Notes: Recorded, where else, at Inner Ear. All Beefeater records are out of print at Dischord but there was a CD released that combined Plays for Lover with this LP.


Eric said...

Never saw them live, but the potential on the albums is amazing. I agree though - great as individual songs, as an album it was unsatisfying. I believe they had a 12" either before or after House Burning Down called "Need a Job" - not sure if it has been reissued or not.

Kenny's contribution shouldn't be overlooked - "Ain't Got no Time, ain't got no goddamn time"

Sleeve said...

Nice writeup, I totally missed this band due to my headlong plunge into weird industrial stuff around '85. I still see the records around, one day I'll pick one up. What I really wanted to comment on is that RED C and VOID were actually the first interracial Dischord bands. Funny you missed that 'cause Red C is Tomas along with bass player Toni Young and another guy (see: Banned In DC book, plus they had 4 tracks on Flex Your Head), and Void had guitarist Bubba Dupree. Their split with Faith just destroys the younger MacKaye's band.

likeablefilms said...

I saw Beefeater a bazillion times, I must say in my youth I got a bit tired of the righteous politics, the 1st album amazing, especially when amy pickering starts singing amazing grace over Fred's howling guitar.

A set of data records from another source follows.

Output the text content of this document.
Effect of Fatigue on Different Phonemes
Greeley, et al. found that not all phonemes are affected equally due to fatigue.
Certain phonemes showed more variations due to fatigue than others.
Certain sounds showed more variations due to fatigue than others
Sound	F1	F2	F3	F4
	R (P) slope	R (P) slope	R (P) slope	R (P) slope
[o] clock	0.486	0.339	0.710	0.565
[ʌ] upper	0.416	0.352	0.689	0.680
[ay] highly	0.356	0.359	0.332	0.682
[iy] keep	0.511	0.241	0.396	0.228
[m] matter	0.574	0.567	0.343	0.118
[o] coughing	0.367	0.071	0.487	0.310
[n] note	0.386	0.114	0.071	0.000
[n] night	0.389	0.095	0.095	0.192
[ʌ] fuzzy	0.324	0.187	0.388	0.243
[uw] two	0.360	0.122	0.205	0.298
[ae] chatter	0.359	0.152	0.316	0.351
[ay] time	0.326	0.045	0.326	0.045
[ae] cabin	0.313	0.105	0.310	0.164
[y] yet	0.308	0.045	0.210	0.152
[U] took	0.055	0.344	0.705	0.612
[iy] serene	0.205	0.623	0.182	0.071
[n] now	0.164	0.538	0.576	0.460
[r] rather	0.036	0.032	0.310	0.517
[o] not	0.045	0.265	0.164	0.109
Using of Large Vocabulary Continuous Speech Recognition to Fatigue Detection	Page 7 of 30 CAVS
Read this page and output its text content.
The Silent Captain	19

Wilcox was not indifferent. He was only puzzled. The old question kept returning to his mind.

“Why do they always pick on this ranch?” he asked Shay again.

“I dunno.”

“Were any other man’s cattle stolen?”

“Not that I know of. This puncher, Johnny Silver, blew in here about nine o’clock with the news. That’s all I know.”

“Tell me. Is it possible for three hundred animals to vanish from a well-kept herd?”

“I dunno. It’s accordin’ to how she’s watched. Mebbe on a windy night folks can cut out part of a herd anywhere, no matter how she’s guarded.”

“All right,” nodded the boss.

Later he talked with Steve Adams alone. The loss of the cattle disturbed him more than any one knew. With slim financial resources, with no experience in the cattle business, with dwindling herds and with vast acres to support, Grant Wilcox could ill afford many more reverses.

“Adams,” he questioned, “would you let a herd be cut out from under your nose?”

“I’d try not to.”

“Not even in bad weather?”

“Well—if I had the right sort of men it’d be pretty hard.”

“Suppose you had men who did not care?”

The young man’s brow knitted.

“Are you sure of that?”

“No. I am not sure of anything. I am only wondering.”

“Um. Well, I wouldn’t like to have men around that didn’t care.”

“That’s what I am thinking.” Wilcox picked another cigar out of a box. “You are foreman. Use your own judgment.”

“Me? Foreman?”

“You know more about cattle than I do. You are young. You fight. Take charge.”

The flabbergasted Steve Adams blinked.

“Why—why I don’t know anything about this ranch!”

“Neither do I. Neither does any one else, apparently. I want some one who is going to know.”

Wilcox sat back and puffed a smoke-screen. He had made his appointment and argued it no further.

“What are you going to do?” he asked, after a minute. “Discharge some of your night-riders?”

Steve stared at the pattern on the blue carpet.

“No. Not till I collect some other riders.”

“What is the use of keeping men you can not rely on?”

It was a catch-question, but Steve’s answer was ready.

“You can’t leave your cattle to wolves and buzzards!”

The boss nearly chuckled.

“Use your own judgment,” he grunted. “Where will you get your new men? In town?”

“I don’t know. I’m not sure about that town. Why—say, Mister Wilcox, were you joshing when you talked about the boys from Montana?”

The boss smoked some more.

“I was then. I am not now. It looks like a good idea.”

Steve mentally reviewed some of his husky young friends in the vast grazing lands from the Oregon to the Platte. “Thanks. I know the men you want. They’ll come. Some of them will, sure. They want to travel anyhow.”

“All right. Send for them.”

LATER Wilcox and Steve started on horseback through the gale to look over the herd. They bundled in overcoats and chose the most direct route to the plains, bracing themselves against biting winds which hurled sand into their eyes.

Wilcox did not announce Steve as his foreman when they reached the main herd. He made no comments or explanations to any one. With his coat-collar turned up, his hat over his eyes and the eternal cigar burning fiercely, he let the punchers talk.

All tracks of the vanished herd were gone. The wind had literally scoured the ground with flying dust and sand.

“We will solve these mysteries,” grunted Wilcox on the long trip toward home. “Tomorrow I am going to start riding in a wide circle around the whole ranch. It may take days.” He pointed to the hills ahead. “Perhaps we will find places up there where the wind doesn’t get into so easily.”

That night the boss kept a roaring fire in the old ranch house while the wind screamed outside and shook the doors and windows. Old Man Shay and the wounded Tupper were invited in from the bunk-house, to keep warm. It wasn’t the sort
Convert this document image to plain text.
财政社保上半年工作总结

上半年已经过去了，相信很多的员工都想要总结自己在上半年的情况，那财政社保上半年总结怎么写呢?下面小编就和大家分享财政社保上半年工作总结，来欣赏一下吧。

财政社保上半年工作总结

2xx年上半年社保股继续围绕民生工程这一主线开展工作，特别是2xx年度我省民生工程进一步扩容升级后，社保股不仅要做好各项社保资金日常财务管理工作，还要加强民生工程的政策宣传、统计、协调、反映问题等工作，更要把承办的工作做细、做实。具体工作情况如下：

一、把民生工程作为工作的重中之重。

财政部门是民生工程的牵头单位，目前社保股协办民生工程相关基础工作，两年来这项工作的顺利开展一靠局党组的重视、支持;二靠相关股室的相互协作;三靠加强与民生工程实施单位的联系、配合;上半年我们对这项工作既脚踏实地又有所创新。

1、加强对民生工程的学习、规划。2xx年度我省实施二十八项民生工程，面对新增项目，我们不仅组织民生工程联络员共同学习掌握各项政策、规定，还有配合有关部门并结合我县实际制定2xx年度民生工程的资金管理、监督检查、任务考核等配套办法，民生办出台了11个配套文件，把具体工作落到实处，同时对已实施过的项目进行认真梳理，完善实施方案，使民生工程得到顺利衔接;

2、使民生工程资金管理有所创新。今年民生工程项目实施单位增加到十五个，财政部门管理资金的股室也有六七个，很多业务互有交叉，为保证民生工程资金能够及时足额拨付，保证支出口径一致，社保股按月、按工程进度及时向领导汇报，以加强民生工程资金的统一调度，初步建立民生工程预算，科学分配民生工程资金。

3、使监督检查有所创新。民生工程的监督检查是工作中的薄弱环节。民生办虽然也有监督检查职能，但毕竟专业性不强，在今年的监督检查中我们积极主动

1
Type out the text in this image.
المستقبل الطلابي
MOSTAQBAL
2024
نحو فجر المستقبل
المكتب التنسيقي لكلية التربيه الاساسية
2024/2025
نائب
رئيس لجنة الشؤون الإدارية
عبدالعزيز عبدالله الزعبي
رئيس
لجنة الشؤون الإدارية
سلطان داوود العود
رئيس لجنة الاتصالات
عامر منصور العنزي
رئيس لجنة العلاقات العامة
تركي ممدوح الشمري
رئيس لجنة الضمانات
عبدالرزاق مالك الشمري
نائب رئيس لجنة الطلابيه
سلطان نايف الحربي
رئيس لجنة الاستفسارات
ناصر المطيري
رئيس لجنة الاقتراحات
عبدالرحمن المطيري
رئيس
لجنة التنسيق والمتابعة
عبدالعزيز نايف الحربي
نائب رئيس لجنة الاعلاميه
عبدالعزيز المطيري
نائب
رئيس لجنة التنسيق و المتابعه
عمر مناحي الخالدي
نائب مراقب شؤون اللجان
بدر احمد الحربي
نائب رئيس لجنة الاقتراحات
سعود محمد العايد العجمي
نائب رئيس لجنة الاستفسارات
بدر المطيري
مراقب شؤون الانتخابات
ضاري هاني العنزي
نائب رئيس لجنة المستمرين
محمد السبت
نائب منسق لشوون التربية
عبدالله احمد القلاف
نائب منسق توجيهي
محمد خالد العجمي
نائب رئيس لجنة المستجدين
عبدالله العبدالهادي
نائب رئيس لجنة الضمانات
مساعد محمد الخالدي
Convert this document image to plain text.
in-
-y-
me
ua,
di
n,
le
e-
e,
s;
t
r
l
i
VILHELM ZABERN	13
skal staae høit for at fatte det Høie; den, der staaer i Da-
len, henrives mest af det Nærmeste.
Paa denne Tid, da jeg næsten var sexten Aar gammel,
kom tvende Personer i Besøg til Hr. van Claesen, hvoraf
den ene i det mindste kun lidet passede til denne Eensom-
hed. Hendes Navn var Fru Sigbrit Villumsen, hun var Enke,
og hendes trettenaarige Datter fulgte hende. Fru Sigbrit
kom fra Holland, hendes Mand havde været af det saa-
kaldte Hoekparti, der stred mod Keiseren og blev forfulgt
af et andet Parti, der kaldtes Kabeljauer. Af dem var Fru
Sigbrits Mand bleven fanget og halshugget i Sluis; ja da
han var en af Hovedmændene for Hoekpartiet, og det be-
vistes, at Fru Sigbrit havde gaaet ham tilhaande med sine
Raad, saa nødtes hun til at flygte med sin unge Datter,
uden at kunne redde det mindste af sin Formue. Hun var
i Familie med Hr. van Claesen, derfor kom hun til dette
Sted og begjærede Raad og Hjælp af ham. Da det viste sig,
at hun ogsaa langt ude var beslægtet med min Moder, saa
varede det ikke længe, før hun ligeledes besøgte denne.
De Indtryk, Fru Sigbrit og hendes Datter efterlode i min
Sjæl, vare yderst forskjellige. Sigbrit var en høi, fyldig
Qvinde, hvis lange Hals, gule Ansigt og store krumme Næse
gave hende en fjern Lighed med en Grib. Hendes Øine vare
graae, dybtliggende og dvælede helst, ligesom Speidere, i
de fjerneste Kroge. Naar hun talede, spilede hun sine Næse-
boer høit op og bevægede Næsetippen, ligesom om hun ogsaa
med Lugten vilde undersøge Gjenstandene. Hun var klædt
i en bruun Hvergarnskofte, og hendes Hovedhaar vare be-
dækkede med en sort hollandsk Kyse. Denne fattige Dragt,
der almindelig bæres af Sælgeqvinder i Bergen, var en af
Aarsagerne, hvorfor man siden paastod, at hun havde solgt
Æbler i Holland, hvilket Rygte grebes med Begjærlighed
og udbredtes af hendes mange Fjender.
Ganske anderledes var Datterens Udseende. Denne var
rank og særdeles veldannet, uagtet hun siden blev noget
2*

Lets not forget wars in space my personal fave on Alive & Kicking 7". Bruce Taylor played drums on the first album but quickly left the band too much freakiness for him he was replaced by Mark Schellhass supa freak who's contributions to the band should be noted, Need a Job came out on Olive Tree Records a shady short lived label part of the HR dave Byers crew, I doubt those tapes even exist. My band Lunch Meat played one of our first official legit punk shows with Beefeater at our very vanilla local community center, I remember Fred showing up with a 40oz, we were also going to share equipment so a nervous scott mccloud (of Girls vs Boys fame) was talking to Fred about his marshall half stack, it was a big deal to us, Fred said do what you have to , turn it up, blow it out, throw it off the stage, whatever you need to do to, do it. I'll never forget that scene, and Fred in my mind is one of the coolest dudes ever for putting up with the original wigger Tomas Squip. I was lucky enough to tag alog with rites of spring and catch beefeater, rites of spring, and HR I believe at Columbia University, NY. amazing.

Jim H said...

Thanks for the memories, Lunch Meat.

TeethofSkull said...

I saw one of their last shows @ Fender's Ballroom in Long Beach. Fred smashed his Dan Armstrong. I was very young and very wowed! Gang Green played after them and were vocal about being anti-PC and ant-Beefeater.

Fred later moved to Hollywood, and bounced at various clubs. I and a pack of friends hit him up one night and told him how much we all liked Beefeater and he was totally flipped. Last I heard he had changed his name officially to "Freak"

Rappin' Jo said...

Void had a black guitarist.

Anonymous said...

Scream was just as "multiracial" as Beefeater, even if maybe they don't sound like it.

Anonymous said...

"Dug - owl-glassed floppy funky bass player (see also Descendents)"

huh? that dug didn't play in the descendents. perhaps you're thinking of doug carrion?

Jim H said...

I meant the similarities in name and looks.